Hotpot stocks themselves have blown hot and cold during the pandemic as they dealt with repeated business disruptions. Shares of “blue chip” Haidilao plummeted 70% in a year but were still trading at a relatively hot price-to-earnings (P/E) ratio of 57 times by the end of last year. Xiabuxiabu, whose shares followed a similar trajectory, had a P/E ratio of around 21.3 times at the end of the year. Shares of fish hotpot specialist Jiumaojiu (9922.HK) fell by around 40%, but even now the stock trades at a P/E ratio of 44.4 times.
QiXinTian has yet to announce its IPO price and fundraising target. But using an average P/E ratio of about 40 times from the three stocks mentioned above, and assuming steady profit performance that would yield a 346 million yuan profit for 2021, the company may get a market valuation of around 13.84 billion yuan when it goes public, making it three times bigger than Xiabuxiabu. That would value each of its restaurant at around 54 million yuan, on par with Haidilao.
The company will use most of the money from the listing to expand its network, mirroring the similar rapid expansions by Haidilao and Xiaobuxiabu. It plans to open another 40 restaurants in eastern China in 2022, then 230 ones in other parts of China in 2023 and 2024.
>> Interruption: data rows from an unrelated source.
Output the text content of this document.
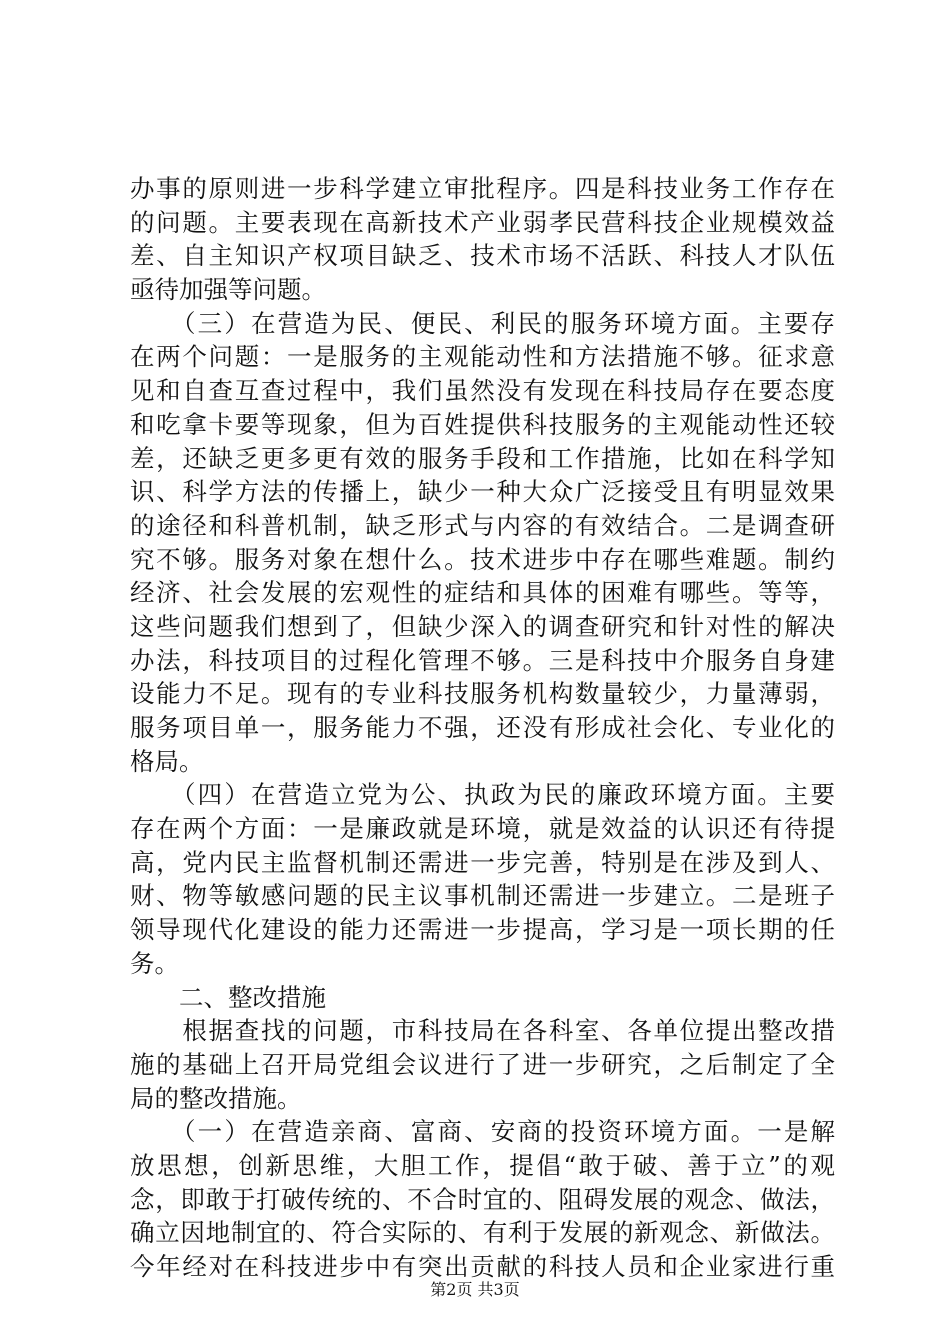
办事的原则进一步科学建立审批程序。四是科技业务工作存在
的问题。主要表现在高新技术产业弱孝民营科技企业规模效益
差、自主知识产权项目缺乏、技术市场不活跃、科技人才队伍
亟待加强等问题。
　　（三）在营造为民、便民、利民的服务环境方面。主要存
在两个问题：一是服务的主观能动性和方法措施不够。征求意
见和自查互查过程中，我们虽然没有发现在科技局存在要态度
和吃拿卡要等现象，但为百姓提供科技服务的主观能动性还较
差，还缺乏更多更有效的服务手段和工作措施，比如在科学知
识、科学方法的传播上，缺少一种大众广泛接受且有明显效果
的途径和科普机制，缺乏形式与内容的有效结合。二是调查研
究不够。服务对象在想什么。技术进步中存在哪些难题。制约
经济、社会发展的宏观性的症结和具体的困难有哪些。等等，
这些问题我们想到了，但缺少深入的调查研究和针对性的解决
办法，科技项目的过程化管理不够。三是科技中介服务自身建
设能力不足。现有的专业科技服务机构数量较少，力量薄弱，
服务项目单一，服务能力不强，还没有形成社会化、专业化的
格局。
　　（四）在营造立党为公、执政为民的廉政环境方面。主要
存在两个方面：一是廉政就是环境，就是效益的认识还有待提
高，党内民主监督机制还需进一步完善，特别是在涉及到人、
财、物等敏感问题的民主议事机制还需进一步建立。二是班子
领导现代化建设的能力还需进一步提高，学习是一项长期的任
务。
　　二、整改措施
　　根据查找的问题，市科技局在各科室、各单位提出整改措
施的基础上召开局党组会议进行了进一步研究，之后制定了全
局的整改措施。
　　（一）在营造亲商、富商、安商的投资环境方面。一是解
放思想，创新思维，大胆工作，提倡“敢于破、善于立”的观
念，即敢于打破传统的、不合时宜的、阻碍发展的观念、做法，
确立因地制宜的、符合实际的、有利于发展的新观念、新做法。
今年经对在科技进步中有突出贡献的科技人员和企业家进行重
第2页 共3页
But as Haidilao’s case has shown, such rapid expansion can be risky. Following such a breakneck addition of new stores, Haidilao closed 300 restaurants in November last year and made a major shift in its strategy to focus on quality over quantity. Similarly, Xiabuxiabu had to shutter 200 restaurants last year, conceding that its overly aggressive expansion had put immense pressure on its profit margin.
Whether QiXinTian will follow down a similar boom-bust path remains a big question as it forges ahead with its listing. But given the lukewarm sentiment in Hong Kong right now, it may have difficulty justifying a high valuation to investors who were burned by the previous boom and bust of Haidilao.